Notably, during tectonic stabilization the sedimentary cover was more substantially denuded in structures adjacent to the area of the present North Barents syneclise. A similar stability in subsidence occurs in other superdeep depressions, such as the North-Chukchi, Peri-Caspian, and South Caspian troughs, where the thicknesses of accumulated sediments are hard to explain by heavy tension (rifting). For instance, an estimation of the total displacement of the basement in the North Barents trough indicates that the relative stretching of the crust is less than 10%, which would have only resulted in the deposition of sediments in the order of 2 km. The joint analysis of seismic and gravity data therefore suggests that the subsidence is attributable to rock compaction in the lower crust in the transition of gabbro to a denser eclogite.
In addition to the fact that the sedimentary cover mechanism remains ambiguous, the geology of the northern part of the Barents Sea is distinguished by a lack of large anticlinal structures. However, a vast number of zones have been identified in the sedimentary cover which can be related to non-structural traps, arising from the frequent tectonic rearrangement, as described above.
Video created from the official documentary on the activities of MAGE, timed to coincide with the 40th anniversary of MAGE. (External site – in Russian)
Inferred Hydrocarbon Resources
Until this major regional assessment, the hydrocarbon potential of the northern part of the Barents Sea was estimated according to ultimate potential resources (UPR), which meant that no quantitative estimate had been made, while the structural potential was limited to the Orlovskaya anticline structure, which only covers about 1,000 km2. However, as a result of this targeted regional exploration program, 79 local anticline structures have been identified in the northern part of the Barents Sea over a total area exceeding 42,000 km2. Furthermore, extensive areas of potential non-structural traps have been recognized, covering a total area in the order of 3,080 km2.

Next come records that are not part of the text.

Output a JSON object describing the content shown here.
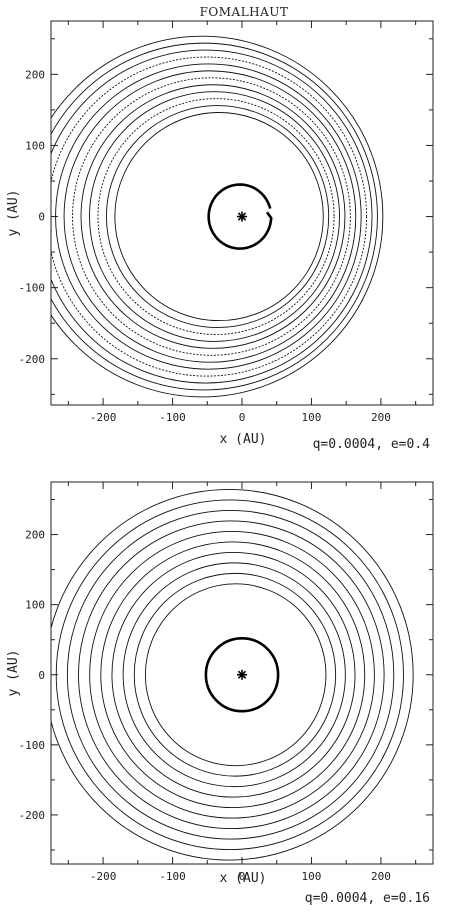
{
  "figure_title": "FOMALHAUT",
  "chart_data": [
    {
      "type": "scatter",
      "title": "FOMALHAUT",
      "xlabel": "x (AU)",
      "ylabel": "y (AU)",
      "annotation": "q=0.0004, e=0.4",
      "xlim": [
        -275,
        275
      ],
      "ylim": [
        -265,
        275
      ],
      "x_ticks": [
        -200,
        -100,
        0,
        100,
        200
      ],
      "y_ticks": [
        -200,
        -100,
        0,
        100,
        200
      ],
      "star": {
        "x": 0,
        "y": 0
      },
      "planet_orbit": {
        "a": 45,
        "e": 0.0,
        "shape": "near-circular loop with small kink at x≈40"
      },
      "belt_rings": [
        {
          "a": 150,
          "e": 0.22
        },
        {
          "a": 160,
          "e": 0.22
        },
        {
          "a": 170,
          "e": 0.22
        },
        {
          "a": 180,
          "e": 0.22
        },
        {
          "a": 190,
          "e": 0.22
        },
        {
          "a": 200,
          "e": 0.22
        },
        {
          "a": 210,
          "e": 0.22
        },
        {
          "a": 220,
          "e": 0.22
        },
        {
          "a": 230,
          "e": 0.22
        },
        {
          "a": 240,
          "e": 0.22
        },
        {
          "a": 250,
          "e": 0.22
        },
        {
          "a": 260,
          "e": 0.22
        }
      ]
    },
    {
      "type": "scatter",
      "xlabel": "x (AU)",
      "ylabel": "y (AU)",
      "annotation": "q=0.0004, e=0.16",
      "xlim": [
        -275,
        275
      ],
      "ylim": [
        -270,
        275
      ],
      "x_ticks": [
        -200,
        -100,
        0,
        100,
        200
      ],
      "y_ticks": [
        -200,
        -100,
        0,
        100,
        200
      ],
      "star": {
        "x": 0,
        "y": 0
      },
      "planet_orbit": {
        "a": 52,
        "e": 0.0
      },
      "belt_rings": [
        {
          "a": 130,
          "e": 0.07
        },
        {
          "a": 145,
          "e": 0.07
        },
        {
          "a": 160,
          "e": 0.07
        },
        {
          "a": 175,
          "e": 0.07
        },
        {
          "a": 190,
          "e": 0.07
        },
        {
          "a": 205,
          "e": 0.07
        },
        {
          "a": 220,
          "e": 0.07
        },
        {
          "a": 235,
          "e": 0.07
        },
        {
          "a": 250,
          "e": 0.07
        },
        {
          "a": 265,
          "e": 0.07
        }
      ]
    }
  ]
}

The resulting estimate of inferred hydrocarbon resources shows that the value of subsoil resources of the region has increased by multiple orders of magnitude, becoming more attractive to potential explorers. At present, the entire northern part of the Barents Sea is divided into license blocks which have either been acquired or are pending license approval.
Based on the completed surveys, inferred resources (D2) of the sedimentary cover of the North Barents shelf exceed 23,000 MMtoe up to a depth of 7,000m. The share of recoverable resources accounts for more than 18,000 MMtoe. At a price of $250 per ton of oil equivalent in 2015, the cost of subsoil resources, including inferred (D2), recoverable (D2), and localized (D2loc), is estimated at $1.19 bn.
Thus, it appears that this region can now be considered to be an independent potential oil and gas province. These remain unproven oil and gas reserves simply as a result of insufficient exploration and a lack of drilling.